Malam-malam di Lombok menjadi saksi tentang kekuatan iman yang diuji. Ditengah gelapnya malam, mereka mengadahkan tangan.Bukan untuk meminta, tapi untuk bertahan. Suara doa-doa itu terus terdengar ,seperti desiran angin,_lirih namun teduh_. Iman-iman mereka kuat dan kokoh, seperti batukarang di tepi laut, digempar ombak namun tak pernah runtuh,karna mereka percaya bahwa Tuhan tidak meninggalkan mereka, tetapi sedang menguji seberapa kuat hati dan keyakin mereka disaat semuanya telah hancur.
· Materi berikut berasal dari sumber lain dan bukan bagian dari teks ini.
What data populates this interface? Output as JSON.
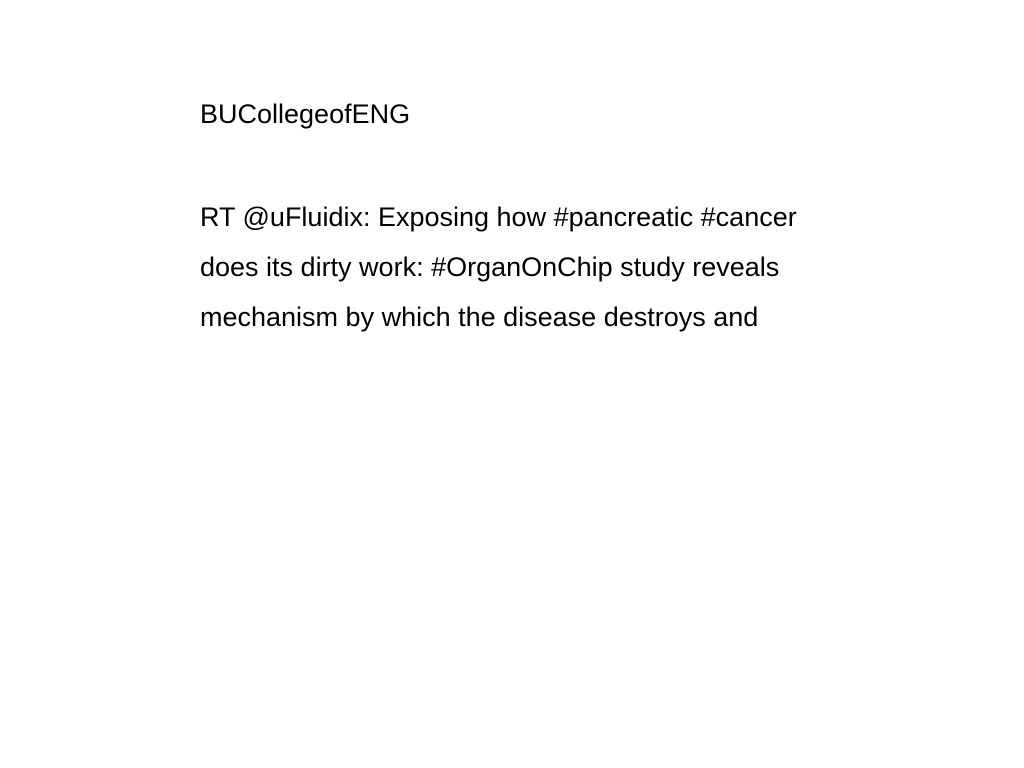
{
  "document": {
    "author": "BUCollegeofENG",
    "tweet_lines": [
      "RT @uFluidix: Exposing how #pancreatic #cancer",
      "does its dirty work: #OrganOnChip study reveals",
      "mechanism by which the disease destroys and"
    ]
  }
}
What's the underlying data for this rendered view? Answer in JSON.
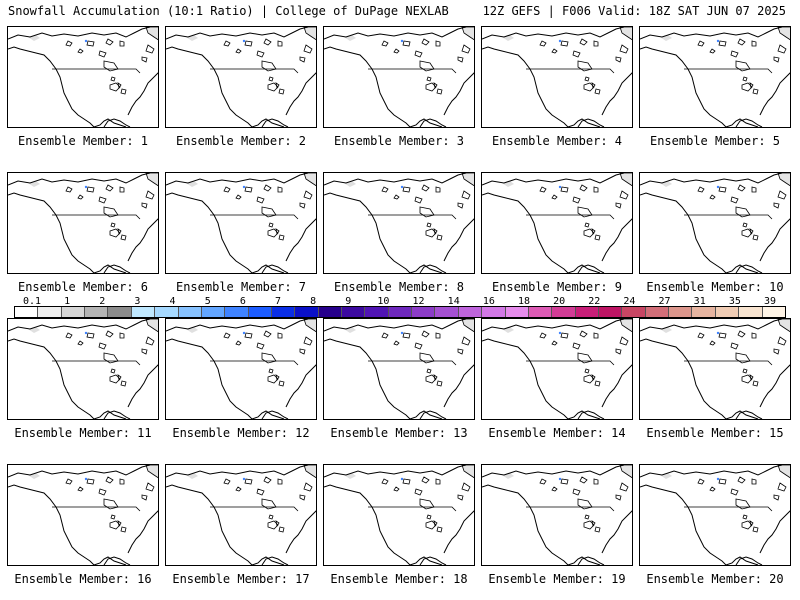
{
  "header": {
    "left_title": "Snowfall Accumulation (10:1 Ratio) | College of DuPage NEXLAB",
    "right_title": "12Z GEFS | F006 Valid: 18Z SAT JUN 07 2025"
  },
  "members": [
    {
      "label": "Ensemble Member: 1"
    },
    {
      "label": "Ensemble Member: 2"
    },
    {
      "label": "Ensemble Member: 3"
    },
    {
      "label": "Ensemble Member: 4"
    },
    {
      "label": "Ensemble Member: 5"
    },
    {
      "label": "Ensemble Member: 6"
    },
    {
      "label": "Ensemble Member: 7"
    },
    {
      "label": "Ensemble Member: 8"
    },
    {
      "label": "Ensemble Member: 9"
    },
    {
      "label": "Ensemble Member: 10"
    },
    {
      "label": "Ensemble Member: 11"
    },
    {
      "label": "Ensemble Member: 12"
    },
    {
      "label": "Ensemble Member: 13"
    },
    {
      "label": "Ensemble Member: 14"
    },
    {
      "label": "Ensemble Member: 15"
    },
    {
      "label": "Ensemble Member: 16"
    },
    {
      "label": "Ensemble Member: 17"
    },
    {
      "label": "Ensemble Member: 18"
    },
    {
      "label": "Ensemble Member: 19"
    },
    {
      "label": "Ensemble Member: 20"
    }
  ],
  "color_scale": {
    "ticks": [
      "0.1",
      "1",
      "2",
      "3",
      "4",
      "5",
      "6",
      "7",
      "8",
      "9",
      "10",
      "12",
      "14",
      "16",
      "18",
      "20",
      "22",
      "24",
      "27",
      "31",
      "35",
      "39"
    ],
    "colors": [
      "#ffffff",
      "#eeeeee",
      "#d6d6d6",
      "#b4b4b4",
      "#8c8c8c",
      "#bfe8ff",
      "#a6d9ff",
      "#87c2ff",
      "#63a6ff",
      "#3f83ff",
      "#1c5cff",
      "#0a2ee6",
      "#0a10c8",
      "#26008c",
      "#3c0aa0",
      "#5014b4",
      "#6e28be",
      "#8c3cc8",
      "#a550d2",
      "#be64dc",
      "#d278e6",
      "#e68cec",
      "#dc5ab4",
      "#d23c96",
      "#c81e78",
      "#be1464",
      "#c84664",
      "#d26e78",
      "#dc968c",
      "#e6b4a0",
      "#f0ccb4",
      "#f8e4d0",
      "#fff4e6"
    ]
  }
}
Dan sekarang Lombok perlahan bangkit, tetepi retakan itu tetap ada, bukan hannya ditanah,tapi dihati nurani bangsa ini. Retakan yang tak terlihat namun terasa dalam setiap ketidak jujuran, setiap janji palsu, dan setiap tangan yang mengambil hak orang lapar. Kisah dibumi mungkin bisa ditutup oleh waktu, namun retakan dihati nurani akan terus ada hingga kejujuran tetap tumbuh dihati manusia.Dan dari puing puing itu, lahirlah Pelajaran pahit namun suci dan berharga, bahwa kekuasaan tanpa kasih bagaikan debu kotor yang tak berarti. Dan bantuan tanpa keikhlasan hannyalah topeng belaka dan sia-sia. Manusia mungkin bisa kehilangan rumah, tetapi jangan sampai kehilangan hati. Dan sejatinya bencana terbesar itu bukanlah gempa yang mengguncang bumi, melainkan Ketika manusia mengguncang nilai kemanusia itu dirisendiri.
Dari tengah-tengah puing-puing dan serpihan debu itu, terdengar rintihan dari hati kecil yang sedang rapuh itu:
Tuhan ajari kami membangun bukan hanyya dinding, tapi juga kejujuran.
Tuhan ajari kami menolong bukan karna nama,tapi karna cinta dan keikhlasan.
Tuhan ajari kami agar tidak hannya memulihkan tanah yang runtuh, tapi juga hati yang terlalu rapuh oleh luka dan dusta.